Project Scope and ToDos

  1. Take a link and turn it into an oEmbed/Open Graph style share card
  2. Take a link and archive it in the most reliable way
  3. When the link is a tweet, display the tweet but also the whole tweet thread.
  4. When the link is a tweet, archive the tweets, and display them if the live ones are not available.
  5. Capture any embedded retweets in the thread. Capture their thread if one exists
  6. Capture any links in the Tweet
  7. Create the process as an abstract function that returns the data in a savable way
  • Archive links on Archive.org and save the resulting archival links
  • Create link IDs that can be used to cache related content
  • Integrate it into the site to be able to make context pages here.
  • Check if a link is still available at build time and rebuild the block with links to an archived link

Day 6

It looks like if I want to get any more complicated than the basics of the Wayback Machine's /save/ URL, I'll likely need to explore the Memento API structure. So, we'll start with the Memento intro.

Examining Memento

Ok the main points here are that there are three Memento entities joined over a link-based time map:

  • TimeGate
  • TimeMap
  • Memento

It seems that whoever builds the site would be responsible for the first two entities, so I want to really (at least for now) drill down into the Mementos. There is a spec for Mementos as well and a useful slideshow. But most of this is looking at the access protocol, not the actual process of creating the archive.

Let's look for some guidance from the Archive Team projects. There are a few places that might be useful starts. There's grab-site and wpull.

I think the place to start is running a little test of grab-site locally. Let's try it out.

I also wonder if it makes sense to have a less complex archive shipped in this initial package, like taking the already downloaded HTML document and processing it with Readability.

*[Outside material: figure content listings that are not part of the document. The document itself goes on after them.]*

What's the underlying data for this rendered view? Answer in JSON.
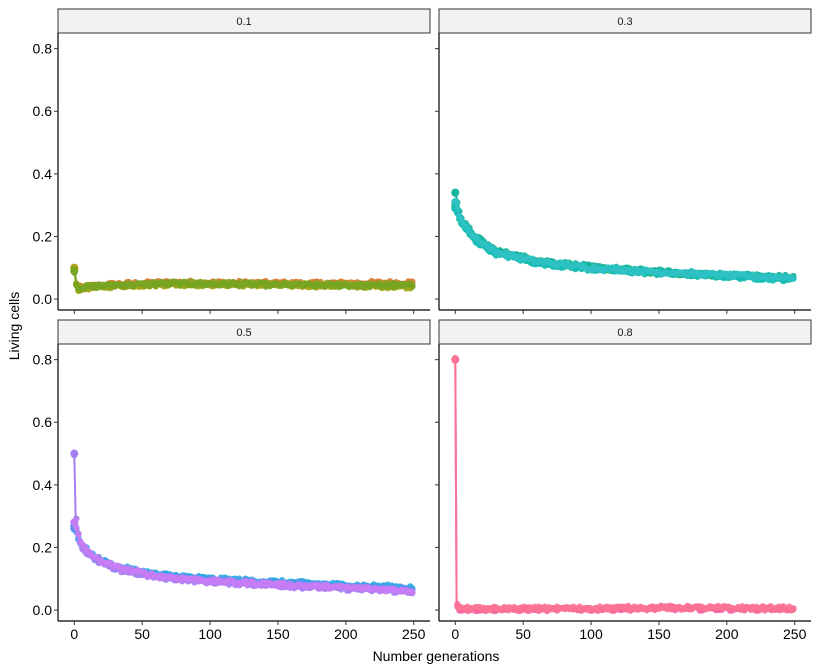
{
  "chart_data": {
    "type": "line",
    "xlabel": "Number generations",
    "ylabel": "Living cells",
    "xlim": [
      -12,
      262
    ],
    "ylim": [
      -0.035,
      0.85
    ],
    "x_ticks": [
      0,
      50,
      100,
      150,
      200,
      250
    ],
    "y_ticks": [
      0.0,
      0.2,
      0.4,
      0.6,
      0.8
    ],
    "x_tick_labels": [
      "0",
      "50",
      "100",
      "150",
      "200",
      "250"
    ],
    "y_tick_labels": [
      "0.0",
      "0.2",
      "0.4",
      "0.6",
      "0.8"
    ],
    "grid": false,
    "legend": "none",
    "panels": [
      {
        "label": "0.1",
        "series": [
          {
            "color": "#d97a35",
            "points": [
              [
                0,
                0.1
              ],
              [
                2,
                0.035
              ],
              [
                10,
                0.04
              ],
              [
                30,
                0.048
              ],
              [
                70,
                0.053
              ],
              [
                120,
                0.052
              ],
              [
                180,
                0.05
              ],
              [
                250,
                0.053
              ]
            ]
          },
          {
            "color": "#8aa22a",
            "points": [
              [
                0,
                0.095
              ],
              [
                2,
                0.032
              ],
              [
                10,
                0.038
              ],
              [
                30,
                0.045
              ],
              [
                70,
                0.05
              ],
              [
                120,
                0.049
              ],
              [
                180,
                0.046
              ],
              [
                250,
                0.045
              ]
            ]
          },
          {
            "color": "#a5a316",
            "points": [
              [
                0,
                0.1
              ],
              [
                2,
                0.03
              ],
              [
                10,
                0.036
              ],
              [
                30,
                0.042
              ],
              [
                70,
                0.047
              ],
              [
                120,
                0.046
              ],
              [
                180,
                0.043
              ],
              [
                250,
                0.04
              ]
            ]
          },
          {
            "color": "#77a522",
            "points": [
              [
                0,
                0.09
              ],
              [
                2,
                0.034
              ],
              [
                10,
                0.039
              ],
              [
                30,
                0.044
              ],
              [
                70,
                0.049
              ],
              [
                120,
                0.047
              ],
              [
                180,
                0.044
              ],
              [
                250,
                0.042
              ]
            ]
          }
        ]
      },
      {
        "label": "0.3",
        "series": [
          {
            "color": "#2fb34a",
            "points": [
              [
                0,
                0.3
              ],
              [
                5,
                0.24
              ],
              [
                15,
                0.19
              ],
              [
                30,
                0.15
              ],
              [
                60,
                0.12
              ],
              [
                100,
                0.1
              ],
              [
                150,
                0.085
              ],
              [
                200,
                0.075
              ],
              [
                250,
                0.065
              ]
            ]
          },
          {
            "color": "#15b59b",
            "points": [
              [
                0,
                0.34
              ],
              [
                5,
                0.25
              ],
              [
                15,
                0.2
              ],
              [
                30,
                0.155
              ],
              [
                60,
                0.125
              ],
              [
                100,
                0.103
              ],
              [
                150,
                0.088
              ],
              [
                200,
                0.078
              ],
              [
                250,
                0.07
              ]
            ]
          },
          {
            "color": "#0fbbb1",
            "points": [
              [
                0,
                0.29
              ],
              [
                5,
                0.235
              ],
              [
                15,
                0.185
              ],
              [
                30,
                0.145
              ],
              [
                60,
                0.115
              ],
              [
                100,
                0.095
              ],
              [
                150,
                0.082
              ],
              [
                200,
                0.072
              ],
              [
                250,
                0.062
              ]
            ]
          },
          {
            "color": "#2ec1c4",
            "points": [
              [
                0,
                0.31
              ],
              [
                5,
                0.245
              ],
              [
                15,
                0.195
              ],
              [
                30,
                0.15
              ],
              [
                60,
                0.12
              ],
              [
                100,
                0.1
              ],
              [
                150,
                0.086
              ],
              [
                200,
                0.076
              ],
              [
                250,
                0.068
              ]
            ]
          }
        ]
      },
      {
        "label": "0.5",
        "series": [
          {
            "color": "#29a8e0",
            "points": [
              [
                0,
                0.27
              ],
              [
                5,
                0.21
              ],
              [
                15,
                0.17
              ],
              [
                30,
                0.14
              ],
              [
                60,
                0.115
              ],
              [
                100,
                0.1
              ],
              [
                150,
                0.09
              ],
              [
                200,
                0.08
              ],
              [
                250,
                0.072
              ]
            ]
          },
          {
            "color": "#5b93f0",
            "points": [
              [
                0,
                0.26
              ],
              [
                5,
                0.205
              ],
              [
                15,
                0.165
              ],
              [
                30,
                0.135
              ],
              [
                60,
                0.11
              ],
              [
                100,
                0.095
              ],
              [
                150,
                0.085
              ],
              [
                200,
                0.075
              ],
              [
                250,
                0.065
              ]
            ]
          },
          {
            "color": "#a77ff2",
            "points": [
              [
                0,
                0.5
              ],
              [
                1,
                0.3
              ],
              [
                5,
                0.2
              ],
              [
                15,
                0.16
              ],
              [
                30,
                0.13
              ],
              [
                60,
                0.105
              ],
              [
                100,
                0.09
              ],
              [
                150,
                0.078
              ],
              [
                200,
                0.068
              ],
              [
                250,
                0.058
              ]
            ]
          },
          {
            "color": "#c77cf5",
            "points": [
              [
                0,
                0.28
              ],
              [
                5,
                0.21
              ],
              [
                15,
                0.168
              ],
              [
                30,
                0.138
              ],
              [
                60,
                0.11
              ],
              [
                100,
                0.093
              ],
              [
                150,
                0.082
              ],
              [
                200,
                0.072
              ],
              [
                250,
                0.062
              ]
            ]
          }
        ]
      },
      {
        "label": "0.8",
        "series": [
          {
            "color": "#f566a0",
            "points": [
              [
                0,
                0.8
              ],
              [
                1,
                0.02
              ],
              [
                3,
                0.003
              ],
              [
                10,
                0.002
              ],
              [
                100,
                0.003
              ],
              [
                150,
                0.005
              ],
              [
                200,
                0.004
              ],
              [
                250,
                0.004
              ]
            ]
          },
          {
            "color": "#fb7295",
            "points": [
              [
                0,
                0.8
              ],
              [
                1,
                0.03
              ],
              [
                3,
                0.006
              ],
              [
                10,
                0.004
              ],
              [
                100,
                0.006
              ],
              [
                150,
                0.008
              ],
              [
                200,
                0.007
              ],
              [
                250,
                0.006
              ]
            ]
          }
        ]
      }
    ]
  }
}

I'll start with npm install @mozilla/readability and incorporate it into building my link object.

Like I did with the other sources of metadata, I'll add it to the core object so people can do what they wish with it when they pull in this package. Let's make sure that this new property is properly covered with unit tests.

git commit -am "Add readability object to output"

Ok. I got that working!

Trying out grab-site

I want to switch back--now that I've installed it--to grab-site and see how it works.

Hmmm, it does not. It appears I have some missing libraries here. I'll have to run some system level updates. Let's see if that works.

It looks like the key was running softwareupdate --all --install --force and then sudo xcode-select --switch /Applications/Xcode.app/ on my OSX machine. Yup, that got it working!

Wow, when I archive a page with no additional actions it crawls way deep into every related page and link huh? I was thinking it might be possible to run this in a Github Action virtual machine. But if I even want to try that I'll have to think about ways to limit it. And on top of everything else, grab-site at least creates WARC files, which aren't ready to deploy to a static site that can then be browsed in a normal browser the way I would want to have this work. I'd either have to find different tools or some way to transform the WARC file into a browser accessible website. I'm sure there's a way, perhaps this ReplayWeb package or some other method, but I'll have to dig into it.

As I'm starting to examine grab-site and wpull and I'm wondering if building a Memento of a site is something that is going to be easy to do in Node. There are some utilities that it looks like have been adapted from Python into node that I can explore: warcio.js and node-warc. At least if I do go down that route it will be a major project. It looks like I can also look at ArchiveWeb as a possible tool to emulate or some related tools? It might make more sense to handle it in another way. It's still worth digging into, but I'm wondering if I need to put a more complex archiving process aside to work on some other components. Let's put a pin in it for now.

Ok, I think it's a good place to stop for tonight!